彼女が変わったのではない。
僕が彼女を変わらせてしまったのだ。

彼女の言葉を聞いて、全身の力がすっと抜けた。

別れを告げることを渋る彼女に

「なぁ、お前の相手は俺じゃないんだよ。俺の相手はお前だったけど、お前の相手はきっと俺じゃない。」


僕は別れたくはなかった。
ただ、昔のように戻ってほしかった。
けれど、何の躊躇いもなくそう言葉にしていた。


彼女の涙の量は増えた。


しかし、嫌いになったわけではないからと、依然として決意が固まらないようである。

確かに嫌いになられたのではないことは自惚れなんかではなく彼女から伺えた。
だから僕は「あなたと付き合っていることにもう疲れてしまったから、別れてください。」と言えばいいと言った。

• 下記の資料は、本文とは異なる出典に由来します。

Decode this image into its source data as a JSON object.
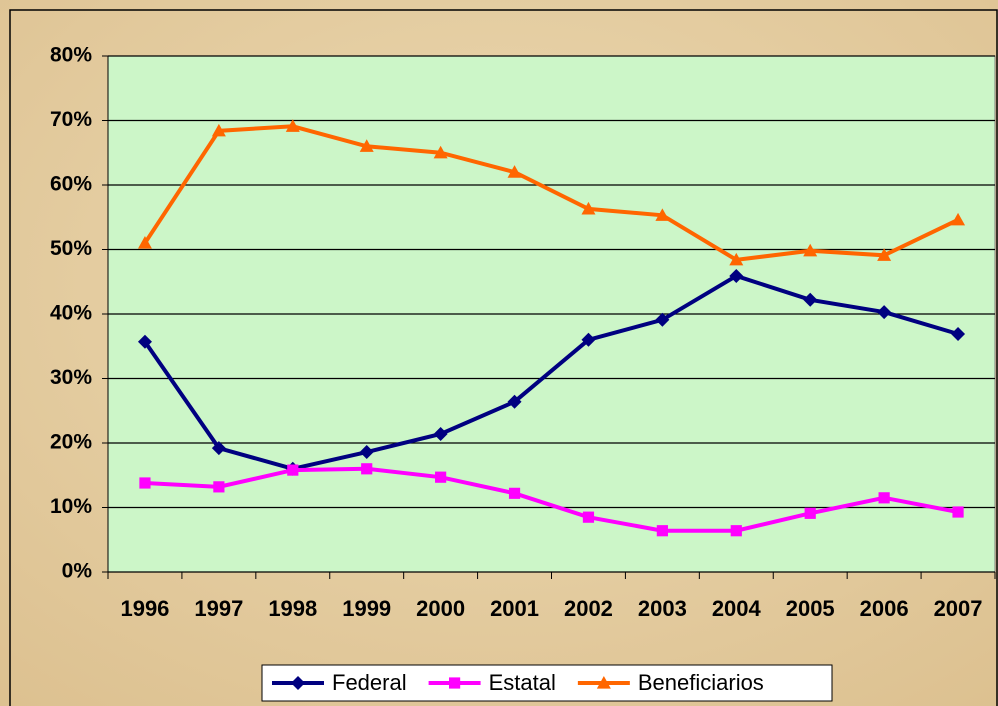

しかし彼女はそんなこと言えるわけないとさらに涙のペースを早めてしまった。
僕に「色々あなたのことを考えることに疲れちゃった」と泣きながら伝える彼女の言葉は、弱々しくも強い気持ちが込められているように感じた。

そこでやっと気づいた。

間違っていたのは僕の方だったんだと。
けれど、そこで彼女に言われたのは、「今私があなたを好きかどうかわからない」という言葉だった。

少しわかってはいたけどショックだった。



大学に入り東京と神奈川の中距離恋愛になって、僕は自分に自信がなかったために彼女を以前よりも束縛するようになった。

自分が安心したいからだ。

けど、彼女は窮屈に感じていて、信用されないことに寂しさを覚えていたようだ。

それが積もり積もって色々な男の子と遊んだりもして、その度に僕とよく喧嘩をした。

この4ヶ月で何度したんだろうなぁ‥。

それが彼女を疲れさせてしまっていた。